Когда моя госпожа сделала мне выговор за то, что я так неловко служу у стола, Амаранта взглянула на меня с такой снисходительной улыбкой, как будто вымаливала извинение за мою неловкость. От этой улыбки мое смущение перешло всякие границы.

После непродолжительного молчания разговор снова сделался общим. Маркиз, видя, что никто ничего не спрашивает у него, кидал испытующие взгляды на присутствующих, отыскивая жертву для беседы. Но, по-видимому, никто не был расположен его слушать. Тогда он рассердился и сказал, что если все будут заставлять его высказывать дипломатические тайны, то ему придется уйти из этого дома.

– Но ведь мы ни слова не говорим о них с вами! – засмеялась Долорес.

Исидоро, зная, что маркиз враг Годоя, сказал невозмутимым тоном:

– Нельзя сомневаться, что князь де ла Паз[1], как человек высокого ума, уничтожит интриги врагов. Наполеон покровительствует ему и если не сделает его королем двух португальских провинций, то даст ему корону целой Португалии. Я знаю Наполеона; я не раз видал его в мою бытность в Париже. Он любит таких талантливых людей, как Годой. Вот увидите, сеньор маркиз, и мы все увидим, что новый король сделает вас своим представителем в одной из важнейших столиц в Европе.

Маркиз вытер себе рот салфеткой, откинулся на спинку стула, откашлялся и, устремив свои выцветшие глаза на графин с вином, как бы ища в нем поддержки, сказал после некоторого молчания:

– Мои многочисленные враги распустили слух по всей Европе, будто я совместно с Годоем вступил в тайную переписку с Талейраном, принцем Боргезе, принцем Томбино, с великим герцогом Аренбергским и с Лучиано Бонапартом, чтобы установить договор, в силу которого Испания уступит каталонские провинции Франции взамен Португалии и Неаполитанского королевства; отдаст Милан королеве Этрурии и Вестфалию инфанту испанскому. Я знаю, что об этом говорили, я слышал это моими собственными ушами! – воскликнул громко маркиз, стукнув кулаком по столу. – Клеветники оповестили об этом Австрию и Пруссию, за ними стала повторять то же самое и Россия. Мне понадобилось немало труда и такта, чтобы рассеять эти тучи, нависшие над моей головою.

Маркиз говорил это, как перед целым конгрессом дипломатов Европы, и продолжал, все возвышая голос:

– К счастью, я слишком хорошо известен в высших сферах, и мне слишком доверяют упомянутые государства.

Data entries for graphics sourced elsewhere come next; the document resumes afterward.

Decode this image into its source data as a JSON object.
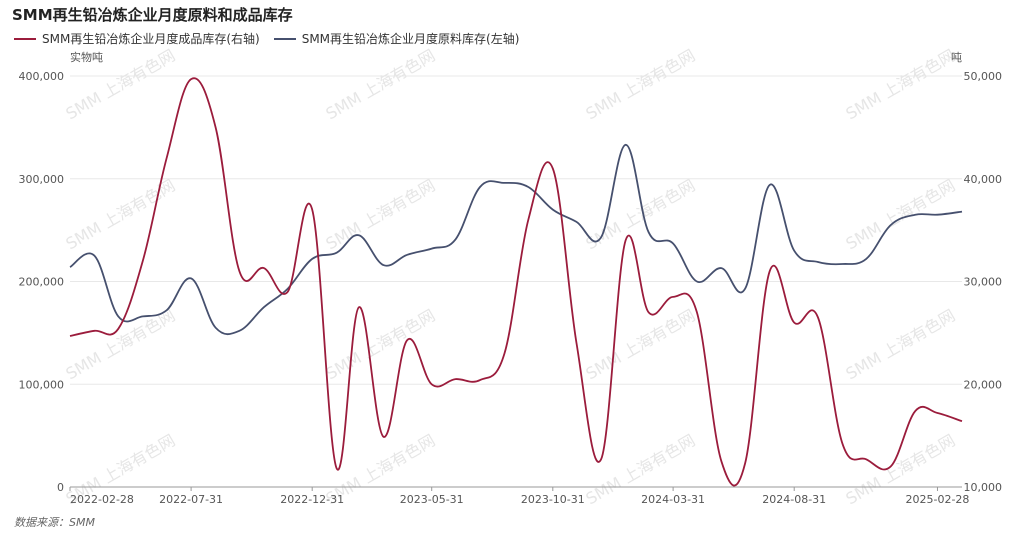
{
  "chart_data": {
    "type": "line",
    "title": "SMM再生铅冶炼企业月度原料和成品库存",
    "left_axis": {
      "unit_label": "实物吨",
      "ylim": [
        0,
        400000
      ],
      "ticks": [
        "0",
        "100,000",
        "200,000",
        "300,000",
        "400,000"
      ]
    },
    "right_axis": {
      "unit_label": "吨",
      "ylim": [
        10000,
        50000
      ],
      "ticks": [
        "10,000",
        "20,000",
        "30,000",
        "40,000",
        "50,000"
      ]
    },
    "x_range": [
      "2022-02-28",
      "2025-03-31"
    ],
    "x_tick_labels": [
      "2022-02-28",
      "2022-07-31",
      "2022-12-31",
      "2023-05-31",
      "2023-10-31",
      "2024-03-31",
      "2024-08-31",
      "2025-02-28"
    ],
    "grid": true,
    "legend_position": "top-left",
    "series": [
      {
        "name": "SMM再生铅冶炼企业月度成品库存(右轴)",
        "axis": "right",
        "color": "#9b1c3c",
        "points": [
          [
            "2022-02-28",
            24700
          ],
          [
            "2022-03-31",
            25200
          ],
          [
            "2022-04-30",
            25400
          ],
          [
            "2022-05-31",
            32000
          ],
          [
            "2022-06-30",
            42000
          ],
          [
            "2022-07-31",
            49700
          ],
          [
            "2022-08-31",
            45000
          ],
          [
            "2022-09-30",
            31000
          ],
          [
            "2022-10-31",
            31300
          ],
          [
            "2022-11-30",
            29000
          ],
          [
            "2022-12-31",
            37000
          ],
          [
            "2023-01-31",
            11800
          ],
          [
            "2023-02-28",
            27500
          ],
          [
            "2023-03-31",
            14900
          ],
          [
            "2023-04-30",
            24300
          ],
          [
            "2023-05-31",
            20000
          ],
          [
            "2023-06-30",
            20500
          ],
          [
            "2023-07-31",
            20400
          ],
          [
            "2023-08-31",
            23000
          ],
          [
            "2023-09-30",
            36000
          ],
          [
            "2023-10-31",
            41000
          ],
          [
            "2023-11-30",
            24000
          ],
          [
            "2023-12-31",
            12700
          ],
          [
            "2024-01-31",
            34000
          ],
          [
            "2024-02-29",
            27000
          ],
          [
            "2024-03-31",
            28500
          ],
          [
            "2024-04-30",
            27000
          ],
          [
            "2024-05-31",
            12500
          ],
          [
            "2024-06-30",
            12300
          ],
          [
            "2024-07-31",
            31000
          ],
          [
            "2024-08-31",
            26000
          ],
          [
            "2024-09-30",
            26500
          ],
          [
            "2024-10-31",
            14200
          ],
          [
            "2024-11-30",
            12700
          ],
          [
            "2024-12-31",
            12000
          ],
          [
            "2025-01-31",
            17400
          ],
          [
            "2025-02-28",
            17200
          ],
          [
            "2025-03-31",
            16400
          ]
        ]
      },
      {
        "name": "SMM再生铅冶炼企业月度原料库存(左轴)",
        "axis": "left",
        "color": "#46506e",
        "points": [
          [
            "2022-02-28",
            214000
          ],
          [
            "2022-03-31",
            225000
          ],
          [
            "2022-04-30",
            166000
          ],
          [
            "2022-05-31",
            166000
          ],
          [
            "2022-06-30",
            172000
          ],
          [
            "2022-07-31",
            203000
          ],
          [
            "2022-08-31",
            155000
          ],
          [
            "2022-09-30",
            152000
          ],
          [
            "2022-10-31",
            175000
          ],
          [
            "2022-11-30",
            193000
          ],
          [
            "2022-12-31",
            222000
          ],
          [
            "2023-01-31",
            228000
          ],
          [
            "2023-02-28",
            245000
          ],
          [
            "2023-03-31",
            216000
          ],
          [
            "2023-04-30",
            226000
          ],
          [
            "2023-05-31",
            232000
          ],
          [
            "2023-06-30",
            241000
          ],
          [
            "2023-07-31",
            292000
          ],
          [
            "2023-08-31",
            296000
          ],
          [
            "2023-09-30",
            292000
          ],
          [
            "2023-10-31",
            270000
          ],
          [
            "2023-11-30",
            258000
          ],
          [
            "2023-12-31",
            243000
          ],
          [
            "2024-01-31",
            333000
          ],
          [
            "2024-02-29",
            248000
          ],
          [
            "2024-03-31",
            237000
          ],
          [
            "2024-04-30",
            200000
          ],
          [
            "2024-05-31",
            213000
          ],
          [
            "2024-06-30",
            193000
          ],
          [
            "2024-07-31",
            294000
          ],
          [
            "2024-08-31",
            230000
          ],
          [
            "2024-09-30",
            219000
          ],
          [
            "2024-10-31",
            217000
          ],
          [
            "2024-11-30",
            222000
          ],
          [
            "2024-12-31",
            255000
          ],
          [
            "2025-01-31",
            265000
          ],
          [
            "2025-02-28",
            265000
          ],
          [
            "2025-03-31",
            268000
          ]
        ]
      }
    ]
  },
  "watermark_text": "SMM 上海有色网",
  "source": "数据来源：SMM"
}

Но я знаю, кто придумал эту клевету! Сеньор Годой распустил эти слухи из своих личных выгод в надежде, что популярность моего имени заставит всех относиться к ним серьезно!

– Так что, это неправда, что говорят, будто вы тайный друг министра Годоя? – спросил Исидоро.

Дипломат сдвинул брови, презрительно улыбнулся, поднес к носу понюшку табаку и сказал:

– Чего не придумает клевета! Чего только глупые люди не скажут, чтобы унизить рассудительность и ум! Тысячу раз мне наносили подобные удары, и я всегда блистательно их парировал! В данном случае я должен повторить то, что говорил раньше. Я дал себе клятву не интересоваться больше этими сплетнями, но недоверие ко мне моих друзей принуждает меня нарушить мое слово. Я буду говорить откровенно, и если скажу что-нибудь лишнее, то в этом виноват буду не я, а те, которые не доверяют моей незапятнанной репутации.

Долорес, Исидоро и моя госпожа делали над собой усилие, чтоб не рассмеяться над этим человеком, так ревниво защищающим свою репутацию от воображаемых нападок.

– В 1792 году, – начал дипломат, – пало министерство графа Флоридабланки, который был замешан во французской революции. Ах, эта темная толпа не понимала, что она теряет с этим человеком, состарившимся на службе своему королю. Годой был тогда двадцатипятилетним молодым гвардейцем, пользовавшимся особенной любовью при дворе. Он повлиял на падение министерства Флоридабланки на возвышение графа Аранды. Я лично тут был ни при чем. Я был членом посольства при короле Леопольде и никаким образом не мог влиять на избрание министром моего друга графа Аранды. Но увы, он недолго управлял министерством. В ноябре того же года Испания и все державы были удивлены тем, что этот самый двадцатипятилетний молодой человек получил министерский портфель. Перед этим он был осыпан незаслуженными милостями. Он был сделан испанским грандом первого класса, кавалером ордена Карла III и креста Сантьяго, гвардейским генералом, камергером его величества и проч., и проч. Правда, что Годой принял министерство в критическое время. Он объявил войну Франции против воли Аранды и всех нас, здравомыслящих людей. Посоветовался ли он с нами? Нет. И что же, как мы видим, из этого ничего хорошего не вышло!